Что из того, что Господь не обделил их талантами? Он и ядовитых жалящих змей облекает в неземную блескоту нарядов.
Одним словом, было понятно, что увидеть ее, Комиссаржевскую, среди оваций зала, раскланивающуюся, принимающую благодарственные поздравительные адреса и выслушивающую пошлые выражения признательности за талант, им, ташкентцам, здесь явленный, никому из них, гимназистов, возможности не было. Понятно, что, собственно, и сам спектакль — тоже.
Оставалось одно — обожать ее со стороны, рыцарски поклоняясь символу вольного движения души, сумевшей, в отличие от души его, Смольянинова, уже вспорхнуть, вырваться из низкого быта и взлететь в те сферы, которых ему еще только предстояло достичь.
Он убежденно верил в это, а потому — идя к своей цели даже и в промокших, как нынче, калошах — оставался упорен в желании просто увидеть ее и тем — приобщиться, приблизиться, приподняться.
Что же до спектаклей, то об них вполне можно было многое узнать, просмотрев солидные листы «Туркестанских Ведомостей» — обстоятельной газеты ташкентских обывателей. Сам гимназист Смольянинов, хотя ее и не просматривал, предпочитая собственное мнение мнению общественному, впрочем, на этот раз был готов поступиться и сделать необходимое исключение. В конце концов, интересующие его обстоятельства культурной жизни, — все иное он исключал, — могли предоставить ему почву для необходимых возвышающих его мир размышлений, способных украсить собственной глубиной некоторые последующие страницы раскрываемого по вечерам дневника.
VII
«Туркестанские Ведомости». 19
января
ТЕАТР И МУЗЫКА
«Родина», драма в 4 д. Зудермана.
«17 января у нас состоялась 1 гастроль артистки В.Ф. Комиссаржевской. Была поставлена старая драма Зудермана «Родина».

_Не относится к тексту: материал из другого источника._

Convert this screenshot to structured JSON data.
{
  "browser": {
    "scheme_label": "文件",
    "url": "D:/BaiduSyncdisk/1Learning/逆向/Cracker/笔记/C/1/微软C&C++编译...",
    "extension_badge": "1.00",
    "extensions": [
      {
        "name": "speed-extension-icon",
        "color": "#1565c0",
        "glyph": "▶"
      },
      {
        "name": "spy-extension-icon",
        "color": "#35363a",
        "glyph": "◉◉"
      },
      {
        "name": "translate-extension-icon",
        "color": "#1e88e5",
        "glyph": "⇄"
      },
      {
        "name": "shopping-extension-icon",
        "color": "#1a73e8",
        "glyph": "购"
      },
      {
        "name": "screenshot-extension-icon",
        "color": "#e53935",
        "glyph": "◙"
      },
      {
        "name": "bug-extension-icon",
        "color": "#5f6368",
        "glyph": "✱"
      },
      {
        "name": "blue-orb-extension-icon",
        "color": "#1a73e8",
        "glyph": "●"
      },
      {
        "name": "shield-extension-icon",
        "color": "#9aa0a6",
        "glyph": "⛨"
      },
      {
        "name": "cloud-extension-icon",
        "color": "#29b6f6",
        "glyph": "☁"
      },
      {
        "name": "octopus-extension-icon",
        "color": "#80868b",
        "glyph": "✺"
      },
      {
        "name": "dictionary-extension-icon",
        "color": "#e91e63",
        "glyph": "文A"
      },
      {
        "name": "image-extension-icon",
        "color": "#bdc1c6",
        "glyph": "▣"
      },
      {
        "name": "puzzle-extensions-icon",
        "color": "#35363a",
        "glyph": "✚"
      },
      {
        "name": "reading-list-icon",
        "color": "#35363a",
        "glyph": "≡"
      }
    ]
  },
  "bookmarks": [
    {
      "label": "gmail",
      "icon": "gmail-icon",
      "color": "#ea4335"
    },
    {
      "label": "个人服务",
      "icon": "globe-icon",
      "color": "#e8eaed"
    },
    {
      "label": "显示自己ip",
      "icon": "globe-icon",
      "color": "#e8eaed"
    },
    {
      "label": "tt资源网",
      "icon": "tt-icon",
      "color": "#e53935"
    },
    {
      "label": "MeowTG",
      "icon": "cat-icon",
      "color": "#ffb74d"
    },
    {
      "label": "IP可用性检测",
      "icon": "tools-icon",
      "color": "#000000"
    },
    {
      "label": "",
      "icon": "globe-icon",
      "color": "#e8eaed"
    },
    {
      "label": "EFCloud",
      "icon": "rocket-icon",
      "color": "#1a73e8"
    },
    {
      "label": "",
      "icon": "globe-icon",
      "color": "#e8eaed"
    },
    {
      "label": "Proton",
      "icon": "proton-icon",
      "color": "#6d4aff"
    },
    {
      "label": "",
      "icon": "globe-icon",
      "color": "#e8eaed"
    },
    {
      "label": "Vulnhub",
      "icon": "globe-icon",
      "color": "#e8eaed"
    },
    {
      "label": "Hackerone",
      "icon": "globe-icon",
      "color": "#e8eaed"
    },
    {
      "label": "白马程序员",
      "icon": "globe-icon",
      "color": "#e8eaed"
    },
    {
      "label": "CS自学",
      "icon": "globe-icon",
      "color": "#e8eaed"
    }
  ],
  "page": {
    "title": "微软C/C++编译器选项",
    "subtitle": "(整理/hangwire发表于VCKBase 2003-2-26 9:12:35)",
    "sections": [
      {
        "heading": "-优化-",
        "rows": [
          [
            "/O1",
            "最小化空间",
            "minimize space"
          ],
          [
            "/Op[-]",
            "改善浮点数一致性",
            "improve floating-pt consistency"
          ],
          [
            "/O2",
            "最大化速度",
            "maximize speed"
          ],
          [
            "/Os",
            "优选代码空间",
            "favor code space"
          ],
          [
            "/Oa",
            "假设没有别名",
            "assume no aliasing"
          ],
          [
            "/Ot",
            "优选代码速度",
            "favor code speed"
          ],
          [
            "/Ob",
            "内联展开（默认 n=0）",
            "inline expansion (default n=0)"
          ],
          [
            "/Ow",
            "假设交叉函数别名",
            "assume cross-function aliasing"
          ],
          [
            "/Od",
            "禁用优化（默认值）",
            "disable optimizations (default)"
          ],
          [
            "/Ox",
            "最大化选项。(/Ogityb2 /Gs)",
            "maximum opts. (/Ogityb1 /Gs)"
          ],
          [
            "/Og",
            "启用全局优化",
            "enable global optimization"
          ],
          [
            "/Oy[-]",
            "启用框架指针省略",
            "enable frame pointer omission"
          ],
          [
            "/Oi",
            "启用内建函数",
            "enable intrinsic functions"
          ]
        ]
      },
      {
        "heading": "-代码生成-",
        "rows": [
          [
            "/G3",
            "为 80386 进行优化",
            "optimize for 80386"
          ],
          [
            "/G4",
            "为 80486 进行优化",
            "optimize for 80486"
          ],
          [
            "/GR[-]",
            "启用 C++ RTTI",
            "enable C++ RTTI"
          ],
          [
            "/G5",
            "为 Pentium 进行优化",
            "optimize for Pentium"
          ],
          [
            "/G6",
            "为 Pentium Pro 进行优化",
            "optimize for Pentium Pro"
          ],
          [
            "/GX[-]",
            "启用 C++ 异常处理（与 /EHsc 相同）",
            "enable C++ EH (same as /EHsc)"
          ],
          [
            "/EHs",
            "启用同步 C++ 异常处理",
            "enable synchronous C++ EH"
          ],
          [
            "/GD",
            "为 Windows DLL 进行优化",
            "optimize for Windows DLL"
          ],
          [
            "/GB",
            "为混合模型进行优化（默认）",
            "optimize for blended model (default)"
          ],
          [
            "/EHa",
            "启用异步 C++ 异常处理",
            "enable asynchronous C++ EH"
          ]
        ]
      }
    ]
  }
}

Основная идея этой пьесы — та же, что и в пьесе «Нора» Ибсена, о которой я говорил в № 12 нашей газеты. Это тот же мятеж женской души против насилия над индивидуальностью, против нивеллирования личности. Но самый вопрос в «Норе» трактуется более объективно. Там он взят в более крупном масштабе, рисуется на широком обще-человеческом фоне жизни, а не на узком семейно-традиционном поле немецкой фабрикации, как у Зудермана. Нора — это протест против закрепощения личности в супружеском союзе, бунт за независимость женщины-человека. Магда — это возмущение женщины, но женщины немки, восстание раба против своего господина, родины, против тех оков, тех обязанностей, которыя накладывает родина на своих детей, против тех жертв, которыя должна приносить личность не в силу кодекса обще-человеческой этики, а из-за узкой традиционной морали, из-за правил условной и общественной прописи с немецким алфавитом.
В этой идее пьес только и есть сходство Магды с Норой. Как натуры оне совершенно различны, причем у обеих сильно проявляется наследственность.
Магда — натура гордая, властная. Она дитя своего отца и унаследовала от него его железный характер, его несокрушимую энергию. В этом и причина несчастия Магды и гибель ея отца. Магда и ея отец, при своей кажущейся популярности, натуры одинаковыя. Оба выкованы из одной железной руды, но различной закалки. Два одноименных магнита, которые и отталкиваются друг от друга. Отец всю жизнь любит свою отверженную дочь, страдает и даже умирает из-за нее. Также и Магда, отказавшаяся от родины, от семьи, ставшая всесветной бродягой, не может забыть своего отца. Ее неудержимо тянет на родину, но тянет не сама родина, не рождественский иллюстрированный номер немецкаго семейнаго счастья с патриархальными нравами, рождественскими звездами, с запахом домашняго кофе, с неизбежными женихами-поручиками, а что-то совсем другое, чего она сама не понимает. Это то «родное», сильное, что скрыто в душе старика отца. Тот родной магнетизм, который находится в сильных железных натурах отца и пастора. Оттого ей больше всего хочется приласкаться к старику, прижать к груди его седую голову, оттого она и покоряется пастору.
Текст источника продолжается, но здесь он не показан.